Cinética Enzimática
La cinética enzimática cuantifica la velocidad de acción de las enzimas y cómo la velocidad de reacción depende de la concentración del sustrato, proporcionando parámetros que caracterizan y comparan los catalizadores.
Definition
La cinética enzimática es el estudio de las velocidades de las reacciones catalizadas por enzimas y cómo esas velocidades responden a la concentración del sustrato, la concentración de la enzima, los inhibidores y las condiciones, resumido por parámetros derivados de la ecuación de Michaelis-Menten.
Scope
Este tema abarca el modelo de Michaelis-Menten y su suposición subyacente de estado estacionario, el significado de las constantes cinéticas Km, Vmax, kcat y la constante de especificidad kcat/Km, el análisis gráfico y basado en regresión de los datos de velocidad, y las firmas cinéticas de la inhibición competitiva, acompetitiva y no competitiva.
Core questions
- ¿Por qué la velocidad de reacción se satura a medida que aumenta la concentración del sustrato?
- ¿Qué representan físicamente Km y kcat?
- ¿Cómo alteran los diferentes tipos de inhibidores los parámetros cinéticos aparentes?
- ¿Cómo se utiliza kcat/Km para juzgar la eficiencia catalítica?
Key theories
- Modelo de Michaelis-Menten
- Modelar la catálisis como una unión reversible del sustrato seguida de la liberación del producto produce una relación hiperbólica velocidad-sustrato, definiendo Vmax (velocidad máxima) y Km (la concentración de sustrato a la mitad de la velocidad máxima).
- Tratamiento de estado estacionario (Briggs-Haldane)
- Briggs y Haldane generalizaron la suposición de equilibrio original a una de estado estacionario, en la que la concentración del complejo enzima-sustrato es aproximadamente constante, lo que otorga al modelo de Michaelis-Menten una validez más amplia.
Mechanisms
Bajo la suposición de estado estacionario, la velocidad de formación del complejo enzima-sustrato es igual a su velocidad de descomposición, por lo que su concentración permanece casi constante durante la fase inicial.

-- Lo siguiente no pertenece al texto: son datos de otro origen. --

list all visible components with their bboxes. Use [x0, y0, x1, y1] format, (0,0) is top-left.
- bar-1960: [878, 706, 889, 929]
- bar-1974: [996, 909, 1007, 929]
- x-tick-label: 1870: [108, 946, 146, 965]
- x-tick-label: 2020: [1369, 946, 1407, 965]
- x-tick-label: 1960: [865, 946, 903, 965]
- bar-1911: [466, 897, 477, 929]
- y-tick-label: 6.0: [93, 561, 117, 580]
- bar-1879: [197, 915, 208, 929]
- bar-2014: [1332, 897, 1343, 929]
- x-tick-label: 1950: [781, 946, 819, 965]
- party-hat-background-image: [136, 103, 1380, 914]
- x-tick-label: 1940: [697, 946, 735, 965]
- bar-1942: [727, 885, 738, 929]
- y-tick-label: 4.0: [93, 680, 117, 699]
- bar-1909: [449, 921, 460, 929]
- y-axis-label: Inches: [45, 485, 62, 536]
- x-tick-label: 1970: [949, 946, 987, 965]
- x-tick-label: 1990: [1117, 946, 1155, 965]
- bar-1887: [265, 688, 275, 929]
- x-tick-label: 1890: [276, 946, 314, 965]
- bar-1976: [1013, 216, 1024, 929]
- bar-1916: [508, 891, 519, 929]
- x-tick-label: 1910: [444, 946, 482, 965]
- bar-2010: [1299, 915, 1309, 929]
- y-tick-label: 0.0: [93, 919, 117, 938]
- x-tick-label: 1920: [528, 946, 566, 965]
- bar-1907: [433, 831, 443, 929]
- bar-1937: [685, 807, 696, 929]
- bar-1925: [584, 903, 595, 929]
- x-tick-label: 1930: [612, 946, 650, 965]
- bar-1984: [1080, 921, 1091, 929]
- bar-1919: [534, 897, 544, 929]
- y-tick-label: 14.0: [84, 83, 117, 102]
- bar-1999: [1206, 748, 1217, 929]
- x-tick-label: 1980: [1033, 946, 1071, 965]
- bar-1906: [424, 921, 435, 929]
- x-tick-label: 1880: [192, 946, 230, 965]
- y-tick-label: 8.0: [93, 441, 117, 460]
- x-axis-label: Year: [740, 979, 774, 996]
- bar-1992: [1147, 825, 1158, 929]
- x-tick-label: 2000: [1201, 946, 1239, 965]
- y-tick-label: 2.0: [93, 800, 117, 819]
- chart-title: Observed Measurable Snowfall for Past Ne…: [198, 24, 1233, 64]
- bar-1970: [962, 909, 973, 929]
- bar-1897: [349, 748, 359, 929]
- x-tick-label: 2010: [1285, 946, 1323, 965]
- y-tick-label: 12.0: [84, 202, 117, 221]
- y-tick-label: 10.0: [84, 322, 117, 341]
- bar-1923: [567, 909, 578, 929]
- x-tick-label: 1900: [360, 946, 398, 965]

Al resolver para la velocidad inicial se obtiene v = Vmax[S]/(Km + [S]). Km combina las constantes de velocidad de unión y catalíticas; kcat (Vmax dividida por la enzima total) es el número de recambio, y kcat/Km mide la eficiencia cerca del límite de difusión.
Clinical relevance
Los parámetros cinéticos son herramientas centrales en la investigación química y farmacéutica, para la detección de inhibidores, la comparación de variantes enzimáticas modificadas y la caracterización de las condiciones de reacción. La discusión sigue siendo analítica y no prescriptiva.
History
El análisis de la invertasa realizado por Michaelis y Menten en 1913 estableció el marco cuantitativo; la derivación de Briggs y Haldane en 1925 en estado estacionario eliminó la necesidad de la suposición de equilibrio, y las linealizaciones posteriores (Lineweaver-Burk, Eadie-Hofstee) y la regresión no lineal refinaron la estimación de parámetros.
Key figures
- Leonor Michaelis
- Maud Menten
- George Edward Briggs
- J. B. S. Haldane
Related topics
Seminal works
- michaelis1913
- briggs1925
- nelson2021
Frequently asked questions
- ¿Un Km bajo siempre significa una mejor enzima?
- No por sí mismo; Km refleja la afinidad aparente por el sustrato, pero la eficiencia catalítica general se captura mejor mediante kcat/Km, que combina la tasa de recambio con la unión del sustrato.
- ¿Qué es el número de recambio?
- El número de recambio kcat es el número máximo de moléculas de sustrato que un sitio activo de la enzima convierte en producto por unidad de tiempo cuando está completamente saturado con sustrato.